Tsunamis ou raz-de-marée
Les tsunamis sont habituellement provoqués par un séisme sous-marin, par un glissement de terrain ou par une éruption volcanique. Dans tous les cas, le soulèvement du fond marin fait gonfler la masse d’eau qui se transforme en une immense vague. Cette vague atteint une très grande vitesse (jusqu’à 800 km/heure) et grossit en eau peu profonde (allant parfois à 30 m de hauteur). Le tsunami s’abat ensuite sur les côtes et peut s’étendre jusqu’à l’intérieur des terres en raison de sa grande vitesse et de sa hauteur. Les conséquences peuvent aussi s’avérer mortelles. Nous n’avons qu’à penser aux Îles Samoa en 2009, à l’Indonésie en 2006 ou à l’histoire tragique de 2004 sur les côtes de l’océan Indien.
Glissements de terrain
Ce phénomène géologique se décrit par une masse de terre qui descend une pente. Cette masse de terre contient des sédiments et des roches. Elle peut atteindre une grande vitesse et dévaler les pentes sur une grande distance, emportant tout sur son passage. Les glissements de terrain sont les catastrophes naturelles les plus destructrices au Canada. Elles peuvent aussi être mortelles, comme en Égypte et en Chine en 2008 ou aux Philippines en 2006.
Éruption volcanique
Les éruptions volcaniques, caractérisées par l’émission de laves, sont aussi des catastrophes naturelles qui peuvent causer des dommages considérables. On n’a qu’à penser aux coulées de lave qui détruisent la végétation et les constructions. Elles engloutissent des villes entières et les habitants qui n’ont pas eu le temps d’évacuer. Il y a aussi les cendres volcaniques qui, lorsqu’elles retombent, peuvent détruire des cultures entières, sans oublier qu’elles paralysent le transport, comme en Europe en 2010.

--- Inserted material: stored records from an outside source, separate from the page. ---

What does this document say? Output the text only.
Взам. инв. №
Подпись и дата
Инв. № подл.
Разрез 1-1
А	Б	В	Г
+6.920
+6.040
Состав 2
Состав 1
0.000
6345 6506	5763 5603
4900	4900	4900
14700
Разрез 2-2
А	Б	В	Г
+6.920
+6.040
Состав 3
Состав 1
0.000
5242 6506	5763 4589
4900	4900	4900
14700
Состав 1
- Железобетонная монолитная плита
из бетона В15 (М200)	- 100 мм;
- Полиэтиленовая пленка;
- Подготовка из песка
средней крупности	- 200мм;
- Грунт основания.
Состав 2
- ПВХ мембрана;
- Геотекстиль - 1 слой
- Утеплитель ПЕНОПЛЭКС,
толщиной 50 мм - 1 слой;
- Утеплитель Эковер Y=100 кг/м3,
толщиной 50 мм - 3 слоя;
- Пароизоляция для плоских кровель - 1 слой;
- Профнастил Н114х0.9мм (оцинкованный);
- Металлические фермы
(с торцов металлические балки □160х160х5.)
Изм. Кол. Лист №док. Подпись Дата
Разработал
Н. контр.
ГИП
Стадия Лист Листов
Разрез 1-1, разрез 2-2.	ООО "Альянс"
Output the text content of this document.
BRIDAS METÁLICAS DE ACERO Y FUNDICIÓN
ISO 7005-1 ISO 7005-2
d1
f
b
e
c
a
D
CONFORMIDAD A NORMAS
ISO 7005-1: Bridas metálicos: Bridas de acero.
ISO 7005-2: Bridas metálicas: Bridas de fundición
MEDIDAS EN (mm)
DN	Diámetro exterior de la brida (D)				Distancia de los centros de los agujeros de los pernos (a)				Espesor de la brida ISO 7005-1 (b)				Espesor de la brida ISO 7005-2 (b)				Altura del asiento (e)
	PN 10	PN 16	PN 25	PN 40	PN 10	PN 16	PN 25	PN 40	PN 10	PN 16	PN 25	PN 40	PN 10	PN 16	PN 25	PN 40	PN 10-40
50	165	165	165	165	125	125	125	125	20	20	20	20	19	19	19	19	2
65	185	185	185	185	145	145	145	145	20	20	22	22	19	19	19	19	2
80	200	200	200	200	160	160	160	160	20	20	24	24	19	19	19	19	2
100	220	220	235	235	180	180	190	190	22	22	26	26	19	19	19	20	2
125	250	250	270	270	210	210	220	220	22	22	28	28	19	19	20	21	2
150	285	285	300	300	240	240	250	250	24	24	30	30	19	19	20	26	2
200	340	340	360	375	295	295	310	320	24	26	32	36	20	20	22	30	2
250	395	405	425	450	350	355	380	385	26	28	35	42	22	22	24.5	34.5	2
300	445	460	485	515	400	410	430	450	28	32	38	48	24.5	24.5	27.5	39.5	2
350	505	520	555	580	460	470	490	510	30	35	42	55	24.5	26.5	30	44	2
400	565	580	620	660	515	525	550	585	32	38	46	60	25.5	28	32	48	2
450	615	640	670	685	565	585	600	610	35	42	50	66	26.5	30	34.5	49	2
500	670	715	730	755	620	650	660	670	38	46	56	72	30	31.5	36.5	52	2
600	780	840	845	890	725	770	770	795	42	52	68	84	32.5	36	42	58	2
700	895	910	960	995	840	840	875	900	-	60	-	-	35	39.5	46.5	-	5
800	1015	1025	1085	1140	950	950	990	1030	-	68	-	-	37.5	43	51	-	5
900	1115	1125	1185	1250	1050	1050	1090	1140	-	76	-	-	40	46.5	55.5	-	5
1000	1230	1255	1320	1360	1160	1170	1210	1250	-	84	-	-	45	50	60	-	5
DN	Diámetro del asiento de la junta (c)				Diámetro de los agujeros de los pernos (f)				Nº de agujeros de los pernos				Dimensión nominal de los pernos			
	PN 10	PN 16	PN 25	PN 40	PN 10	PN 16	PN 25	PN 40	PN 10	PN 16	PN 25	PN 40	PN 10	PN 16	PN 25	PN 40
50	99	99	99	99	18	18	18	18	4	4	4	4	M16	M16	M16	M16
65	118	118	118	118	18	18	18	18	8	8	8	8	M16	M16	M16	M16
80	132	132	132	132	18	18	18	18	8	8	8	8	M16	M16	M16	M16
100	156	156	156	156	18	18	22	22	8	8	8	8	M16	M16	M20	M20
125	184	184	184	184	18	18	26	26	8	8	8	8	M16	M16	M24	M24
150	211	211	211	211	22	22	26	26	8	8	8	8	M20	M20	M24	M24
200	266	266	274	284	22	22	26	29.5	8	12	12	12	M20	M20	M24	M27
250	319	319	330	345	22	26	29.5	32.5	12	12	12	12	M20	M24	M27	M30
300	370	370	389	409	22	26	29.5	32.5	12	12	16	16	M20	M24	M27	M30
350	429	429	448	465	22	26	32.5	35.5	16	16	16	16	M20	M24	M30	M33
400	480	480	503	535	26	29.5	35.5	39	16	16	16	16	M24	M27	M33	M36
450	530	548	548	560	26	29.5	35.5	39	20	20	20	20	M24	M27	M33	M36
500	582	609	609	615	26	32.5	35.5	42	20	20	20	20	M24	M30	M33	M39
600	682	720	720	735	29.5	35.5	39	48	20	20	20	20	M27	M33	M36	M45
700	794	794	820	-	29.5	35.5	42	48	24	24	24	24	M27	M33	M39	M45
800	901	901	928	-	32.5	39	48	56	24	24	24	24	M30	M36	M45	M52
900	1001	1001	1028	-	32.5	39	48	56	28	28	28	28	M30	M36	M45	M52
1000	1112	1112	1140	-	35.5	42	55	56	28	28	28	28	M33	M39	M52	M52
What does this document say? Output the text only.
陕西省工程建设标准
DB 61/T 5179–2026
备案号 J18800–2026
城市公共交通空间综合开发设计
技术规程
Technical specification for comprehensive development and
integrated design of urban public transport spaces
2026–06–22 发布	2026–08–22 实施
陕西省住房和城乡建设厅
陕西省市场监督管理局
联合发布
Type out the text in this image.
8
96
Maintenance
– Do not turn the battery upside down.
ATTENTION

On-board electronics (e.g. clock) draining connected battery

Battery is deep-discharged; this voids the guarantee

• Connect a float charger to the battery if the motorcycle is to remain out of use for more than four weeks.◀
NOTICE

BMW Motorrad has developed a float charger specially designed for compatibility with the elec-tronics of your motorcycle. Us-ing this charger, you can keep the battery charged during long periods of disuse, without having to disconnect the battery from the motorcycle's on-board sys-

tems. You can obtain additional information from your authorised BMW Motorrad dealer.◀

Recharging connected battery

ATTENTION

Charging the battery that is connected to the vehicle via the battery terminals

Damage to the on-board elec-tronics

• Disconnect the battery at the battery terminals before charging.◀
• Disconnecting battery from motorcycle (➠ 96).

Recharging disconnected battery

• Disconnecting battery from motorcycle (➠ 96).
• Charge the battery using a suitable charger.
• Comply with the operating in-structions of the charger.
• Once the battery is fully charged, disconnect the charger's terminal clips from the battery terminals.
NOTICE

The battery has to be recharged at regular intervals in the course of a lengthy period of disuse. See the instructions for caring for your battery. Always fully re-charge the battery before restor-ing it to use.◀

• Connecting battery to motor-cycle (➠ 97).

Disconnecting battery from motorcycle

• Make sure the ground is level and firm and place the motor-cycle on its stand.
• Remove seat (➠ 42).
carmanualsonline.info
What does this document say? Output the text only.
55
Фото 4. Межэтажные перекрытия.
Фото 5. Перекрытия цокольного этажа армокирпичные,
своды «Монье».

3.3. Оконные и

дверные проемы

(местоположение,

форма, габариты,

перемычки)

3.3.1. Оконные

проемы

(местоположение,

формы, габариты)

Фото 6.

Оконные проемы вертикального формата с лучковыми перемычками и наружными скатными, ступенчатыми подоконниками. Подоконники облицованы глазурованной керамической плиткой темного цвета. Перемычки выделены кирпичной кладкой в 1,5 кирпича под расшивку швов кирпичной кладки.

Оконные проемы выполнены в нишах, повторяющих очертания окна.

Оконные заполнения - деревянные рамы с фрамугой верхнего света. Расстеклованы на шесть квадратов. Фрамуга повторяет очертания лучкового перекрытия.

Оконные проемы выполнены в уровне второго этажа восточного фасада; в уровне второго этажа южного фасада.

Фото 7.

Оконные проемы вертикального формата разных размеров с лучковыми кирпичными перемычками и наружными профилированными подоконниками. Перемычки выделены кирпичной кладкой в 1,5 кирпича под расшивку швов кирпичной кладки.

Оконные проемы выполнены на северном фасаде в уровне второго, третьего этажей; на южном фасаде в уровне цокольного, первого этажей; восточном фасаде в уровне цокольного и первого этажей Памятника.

À noter que ces catastrophes naturelles sont toutes d’origine volcanique. Il ne faut toutefois pas négliger les catastrophes climatiques comme les canicules, les tornades, les ouragans (Katrina en 2005), les avalanches et les inondations, qui peuvent être tout aussi destructrices et mortelles.
Illustration (tornade) : Justin Hobson
Comment l’humain a su s’adapter à cette réalité ? Les développements de la science météorologique, les médias et la politique permettent aujourd’hui de prévoir et de gérer l’évacuation des populations de façon efficace. Mais qu’en est-il de la faune et de la flore ? Qui s’en préoccupe quand elle s’en prend à elle-même ? La nature possède une puissance inouïe qu’il ne faut pas négliger. Elle influence l’être humain et lui rappelle qu’il ne faut pas l’oublier. Après tout, l’être humain s’est établi en fonction de la nature et non le contraire. La nature ne choisit pas ses habitants. Dommage, car l’humain reste l’ennemi numéro un pour l’environnement.